The process of creating REAL-V-TSFM is quite ingenious. It starts by collecting videos, primarily from sources like LaSOT, which feature guaranteed main subjects. These videos are then broken down into individual frames. A foreground detection method is used to isolate the main objects from the background. Following this, corner detection, using the Shi–Tomasi method, identifies key points on these subjects. The core of the time series extraction lies in the Lucas-Kanade optical flow method, which tracks the movement of these key points across consecutive frames. This allows the researchers to generate continuous motion patterns, where each key point’s x and y coordinates form independent time series. A forward-backward consistency check is also applied to ensure the reliability of these tracked trajectories.
The resulting REAL-V-TSFM dataset is notably diverse, containing over 6,000 time series from more than 600 different objects. It exhibits significant heterogeneity in length and value range, and a higher percentage of stationary series compared to conventional datasets like M4, indicating a different kind of temporal behavior.
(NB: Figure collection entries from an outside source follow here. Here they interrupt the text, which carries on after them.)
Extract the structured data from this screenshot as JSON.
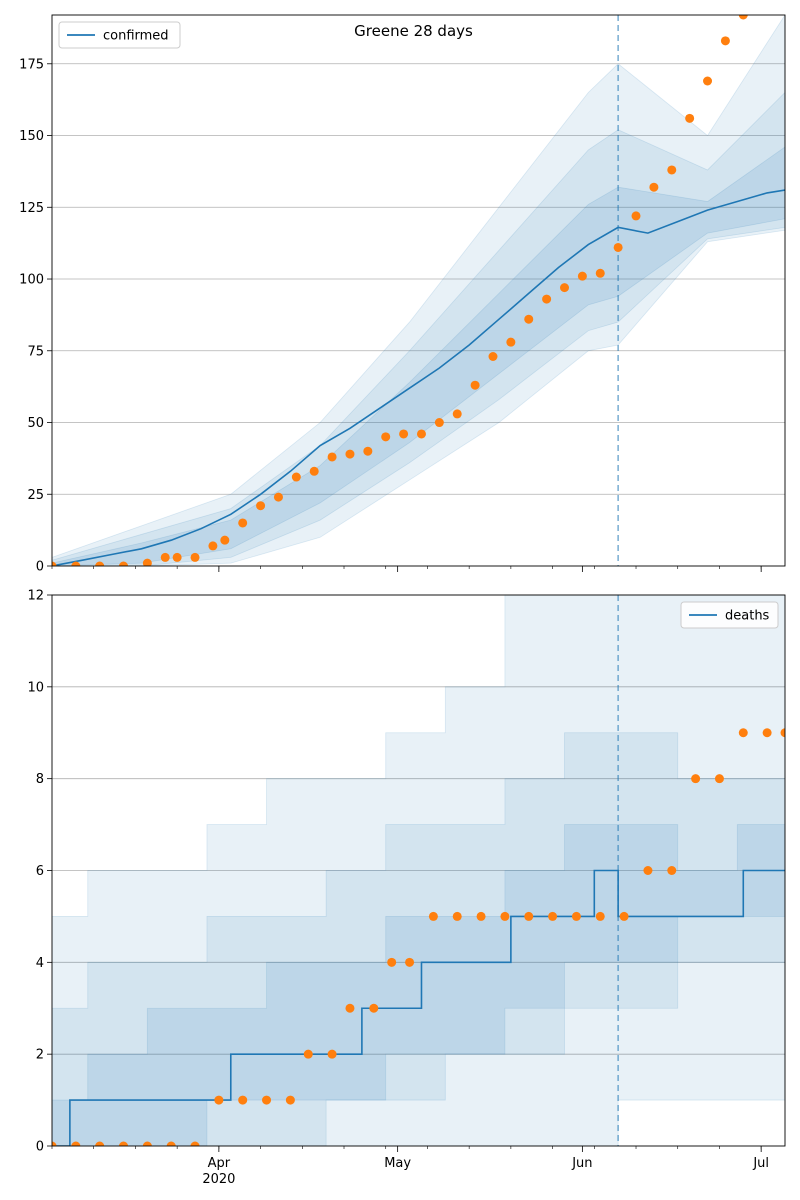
{
  "chart_data": [
    {
      "type": "line",
      "title": "Greene 28 days",
      "legend": {
        "label": "confirmed",
        "placement": "top-left"
      },
      "ylim": [
        0,
        192
      ],
      "yticks": [
        0,
        25,
        50,
        75,
        100,
        125,
        150,
        175
      ],
      "grid": "y",
      "colors": {
        "line": "#1f77b4",
        "points": "#ff7f0e",
        "band": "#1f77b4"
      },
      "x_start": "2020-03-04",
      "x_end": "2020-07-05",
      "vline_date": "2020-06-07",
      "bands": [
        {
          "level": "outer",
          "x": [
            "2020-03-04",
            "2020-03-19",
            "2020-04-03",
            "2020-04-18",
            "2020-05-03",
            "2020-05-18",
            "2020-06-02",
            "2020-06-07",
            "2020-06-22",
            "2020-07-05"
          ],
          "lower": [
            0,
            0,
            1,
            10,
            30,
            50,
            75,
            77,
            113,
            117
          ],
          "upper": [
            3,
            14,
            25,
            50,
            85,
            125,
            165,
            175,
            150,
            192
          ]
        },
        {
          "level": "mid",
          "x": [
            "2020-03-04",
            "2020-03-19",
            "2020-04-03",
            "2020-04-18",
            "2020-05-03",
            "2020-05-18",
            "2020-06-02",
            "2020-06-07",
            "2020-06-22",
            "2020-07-05"
          ],
          "lower": [
            0,
            0,
            3,
            16,
            36,
            58,
            82,
            85,
            114,
            118
          ],
          "upper": [
            2,
            11,
            20,
            42,
            75,
            110,
            145,
            152,
            138,
            165
          ]
        },
        {
          "level": "inner",
          "x": [
            "2020-03-04",
            "2020-03-19",
            "2020-04-03",
            "2020-04-18",
            "2020-05-03",
            "2020-05-18",
            "2020-06-02",
            "2020-06-07",
            "2020-06-22",
            "2020-07-05"
          ],
          "lower": [
            0,
            1,
            6,
            22,
            43,
            67,
            91,
            94,
            116,
            121
          ],
          "upper": [
            1,
            8,
            16,
            35,
            64,
            95,
            126,
            132,
            127,
            146
          ]
        }
      ],
      "series": [
        {
          "name": "confirmed",
          "style": "line",
          "x": [
            "2020-03-04",
            "2020-03-09",
            "2020-03-14",
            "2020-03-19",
            "2020-03-24",
            "2020-03-29",
            "2020-04-03",
            "2020-04-08",
            "2020-04-13",
            "2020-04-18",
            "2020-04-23",
            "2020-04-28",
            "2020-05-03",
            "2020-05-08",
            "2020-05-13",
            "2020-05-18",
            "2020-05-23",
            "2020-05-28",
            "2020-06-02",
            "2020-06-07",
            "2020-06-12",
            "2020-06-17",
            "2020-06-22",
            "2020-06-27",
            "2020-07-02",
            "2020-07-05"
          ],
          "y": [
            0,
            2,
            4,
            6,
            9,
            13,
            18,
            25,
            33,
            42,
            48,
            55,
            62,
            69,
            77,
            86,
            95,
            104,
            112,
            118,
            116,
            120,
            124,
            127,
            130,
            131
          ]
        },
        {
          "name": "",
          "style": "points",
          "x": [
            "2020-03-04",
            "2020-03-08",
            "2020-03-12",
            "2020-03-16",
            "2020-03-20",
            "2020-03-23",
            "2020-03-25",
            "2020-03-28",
            "2020-03-31",
            "2020-04-02",
            "2020-04-05",
            "2020-04-08",
            "2020-04-11",
            "2020-04-14",
            "2020-04-17",
            "2020-04-20",
            "2020-04-23",
            "2020-04-26",
            "2020-04-29",
            "2020-05-02",
            "2020-05-05",
            "2020-05-08",
            "2020-05-11",
            "2020-05-14",
            "2020-05-17",
            "2020-05-20",
            "2020-05-23",
            "2020-05-26",
            "2020-05-29",
            "2020-06-01",
            "2020-06-04",
            "2020-06-07",
            "2020-06-10",
            "2020-06-13",
            "2020-06-16",
            "2020-06-19",
            "2020-06-22",
            "2020-06-25",
            "2020-06-28"
          ],
          "y": [
            0,
            0,
            0,
            0,
            1,
            3,
            3,
            3,
            7,
            9,
            15,
            21,
            24,
            31,
            33,
            38,
            39,
            40,
            45,
            46,
            46,
            50,
            53,
            63,
            73,
            78,
            86,
            93,
            97,
            101,
            102,
            111,
            122,
            132,
            138,
            156,
            169,
            183,
            192
          ]
        }
      ]
    },
    {
      "type": "line",
      "title": "",
      "legend": {
        "label": "deaths",
        "placement": "top-right"
      },
      "ylim": [
        0,
        12
      ],
      "yticks": [
        0,
        2,
        4,
        6,
        8,
        10,
        12
      ],
      "grid": "y",
      "colors": {
        "line": "#1f77b4",
        "points": "#ff7f0e",
        "band": "#1f77b4"
      },
      "x_start": "2020-03-04",
      "x_end": "2020-07-05",
      "vline_date": "2020-06-07",
      "xticks_major": [
        {
          "date": "2020-04-01",
          "label": "Apr",
          "sublabel": "2020"
        },
        {
          "date": "2020-05-01",
          "label": "May",
          "sublabel": ""
        },
        {
          "date": "2020-06-01",
          "label": "Jun",
          "sublabel": ""
        },
        {
          "date": "2020-07-01",
          "label": "Jul",
          "sublabel": ""
        }
      ],
      "bands": [
        {
          "level": "outer",
          "x": [
            "2020-03-04",
            "2020-03-10",
            "2020-03-20",
            "2020-03-30",
            "2020-04-09",
            "2020-04-19",
            "2020-04-29",
            "2020-05-09",
            "2020-05-19",
            "2020-05-29",
            "2020-06-07",
            "2020-06-17",
            "2020-06-27",
            "2020-07-05"
          ],
          "lower": [
            0,
            0,
            0,
            0,
            0,
            0,
            0,
            0,
            0,
            0,
            1,
            1,
            1,
            1
          ],
          "upper": [
            5,
            6,
            6,
            7,
            8,
            8,
            9,
            10,
            12,
            12,
            12,
            12,
            12,
            12
          ]
        },
        {
          "level": "mid",
          "x": [
            "2020-03-04",
            "2020-03-10",
            "2020-03-20",
            "2020-03-30",
            "2020-04-09",
            "2020-04-19",
            "2020-04-29",
            "2020-05-09",
            "2020-05-19",
            "2020-05-29",
            "2020-06-07",
            "2020-06-17",
            "2020-06-27",
            "2020-07-05"
          ],
          "lower": [
            0,
            0,
            0,
            0,
            0,
            1,
            1,
            2,
            2,
            3,
            3,
            4,
            4,
            4
          ],
          "upper": [
            3,
            4,
            4,
            5,
            5,
            6,
            7,
            7,
            8,
            9,
            9,
            8,
            8,
            8
          ]
        },
        {
          "level": "inner",
          "x": [
            "2020-03-04",
            "2020-03-10",
            "2020-03-20",
            "2020-03-30",
            "2020-04-09",
            "2020-04-19",
            "2020-04-29",
            "2020-05-09",
            "2020-05-19",
            "2020-05-29",
            "2020-06-07",
            "2020-06-17",
            "2020-06-27",
            "2020-07-05"
          ],
          "lower": [
            0,
            0,
            0,
            1,
            1,
            1,
            2,
            2,
            3,
            4,
            4,
            5,
            5,
            5
          ],
          "upper": [
            1,
            2,
            3,
            3,
            4,
            4,
            5,
            5,
            6,
            7,
            7,
            6,
            7,
            7
          ]
        }
      ],
      "series": [
        {
          "name": "deaths",
          "style": "step",
          "x": [
            "2020-03-04",
            "2020-03-07",
            "2020-04-03",
            "2020-04-25",
            "2020-05-05",
            "2020-05-20",
            "2020-06-03",
            "2020-06-07",
            "2020-06-28",
            "2020-07-05"
          ],
          "y": [
            0,
            1,
            2,
            3,
            4,
            5,
            6,
            5,
            6,
            6
          ]
        },
        {
          "name": "",
          "style": "points",
          "x": [
            "2020-03-04",
            "2020-03-08",
            "2020-03-12",
            "2020-03-16",
            "2020-03-20",
            "2020-03-24",
            "2020-03-28",
            "2020-04-01",
            "2020-04-05",
            "2020-04-09",
            "2020-04-13",
            "2020-04-16",
            "2020-04-20",
            "2020-04-23",
            "2020-04-27",
            "2020-04-30",
            "2020-05-03",
            "2020-05-07",
            "2020-05-11",
            "2020-05-15",
            "2020-05-19",
            "2020-05-23",
            "2020-05-27",
            "2020-05-31",
            "2020-06-04",
            "2020-06-08",
            "2020-06-12",
            "2020-06-16",
            "2020-06-20",
            "2020-06-24",
            "2020-06-28",
            "2020-07-02",
            "2020-07-05"
          ],
          "y": [
            0,
            0,
            0,
            0,
            0,
            0,
            0,
            1,
            1,
            1,
            1,
            2,
            2,
            3,
            3,
            4,
            4,
            5,
            5,
            5,
            5,
            5,
            5,
            5,
            5,
            5,
            6,
            6,
            8,
            8,
            9,
            9,
            9
          ]
        }
      ]
    }
  ]
}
This diversity is crucial for truly testing the generalization capabilities of TSFMs.
Performance on Real-World Data
The study evaluated three state-of-the-art TSFMs: Chronos (variants like amazon/chronos-bolt-base and amazon/chronos-t5-large) and google/timesfm-2.0-500m-pytorch, alongside a Linear Regression baseline. These models were tested under zero-shot forecasting conditions on both the traditional M4 dataset and the newly proposed REAL-V-TSFM dataset, using metrics such as MAPE, sMAPE, Aggregate Relative WQL, and Aggregate Relative MASE.
The experimental results revealed a significant finding: while the TSFMs generally performed strongly on the conventional M4 dataset, outperforming the baseline, they exhibited a noticeable performance degradation when applied to REAL-V-TSFM. For instance, google/timesfm-2.0-500m-pytorch, which showed excellent performance on M4, saw a substantial increase in errors on the video-derived dataset. This suggests that despite their strong performance on synthetic or conventional benchmarks, these foundation models have limited generalizability to time series data extracted from real-world events.
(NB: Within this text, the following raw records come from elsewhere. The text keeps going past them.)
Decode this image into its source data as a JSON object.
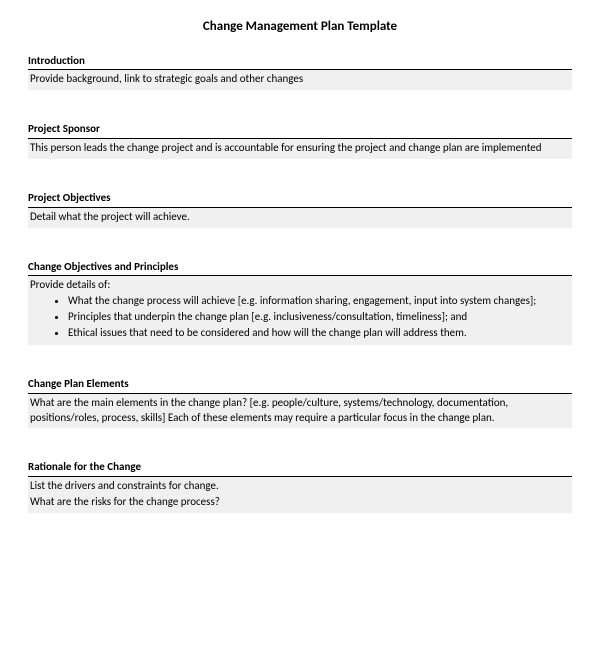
{
  "title": "Change Management Plan Template",
  "sections": [
    {
      "heading": "Introduction",
      "paragraphs": [
        "Provide background, link to strategic goals and other changes"
      ],
      "bullets": []
    },
    {
      "heading": "Project Sponsor",
      "paragraphs": [
        "This person leads the change project and is accountable for ensuring the project and change plan are implemented"
      ],
      "bullets": []
    },
    {
      "heading": "Project Objectives",
      "paragraphs": [
        "Detail what the project will achieve."
      ],
      "bullets": []
    },
    {
      "heading": "Change Objectives and Principles",
      "paragraphs": [
        "Provide details of:"
      ],
      "bullets": [
        "What the change process will achieve [e.g. information sharing, engagement, input into system changes];",
        "Principles that underpin the change plan [e.g. inclusiveness/consultation, timeliness]; and",
        "Ethical issues that need to be considered and how will the change plan will address them."
      ]
    },
    {
      "heading": "Change Plan Elements",
      "paragraphs": [
        "What are the main elements in the change plan? [e.g. people/culture, systems/technology, documentation, positions/roles, process, skills] Each of these elements may require a particular focus in the change plan."
      ],
      "bullets": []
    },
    {
      "heading": "Rationale for the Change",
      "paragraphs": [
        "List the drivers and constraints for change.",
        "What are the risks for the change process?"
      ],
      "bullets": []
    }
  ],
  "colors": {
    "section_body_bg": "#f0f0f0",
    "rule": "#000000",
    "text": "#000000"
  },
  "typography": {
    "title_fontsize": 13,
    "body_fontsize": 11,
    "heading_weight": "bold"
  }
}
Interestingly, the study also explored the impact of model size, finding that increasing the number of parameters in Chronos models led to only limited performance gains. Smaller models sometimes achieved comparable results to their larger counterparts, suggesting that scaling laws might not consistently apply to TSFMs in the same way they do for other foundation models. Furthermore, the performance varied considerably depending on the type of object in the video, with animal movements proving particularly challenging to forecast compared to inanimate objects.
Also Read:
- TIMEOMNI-1: A Unified Model for Advanced Time Series Reasoning
- Assessing Synergy in Unified AI Models: The RealUnify Benchmark
Looking Ahead
The findings of this research underscore an urgent need for data-centric benchmarking and the development of more diverse model structures to advance TSFMs toward genuine universality. The authors emphasize that future research should explore incorporating richer data modalities and enhancing model adaptability. The video-based time series data extraction pipeline introduced in this work, detailed further in the full research paper, offers a promising avenue for generating diverse and informative time series from the vast amount of available video data, paving the way for more robust and generalizable time series forecasting models.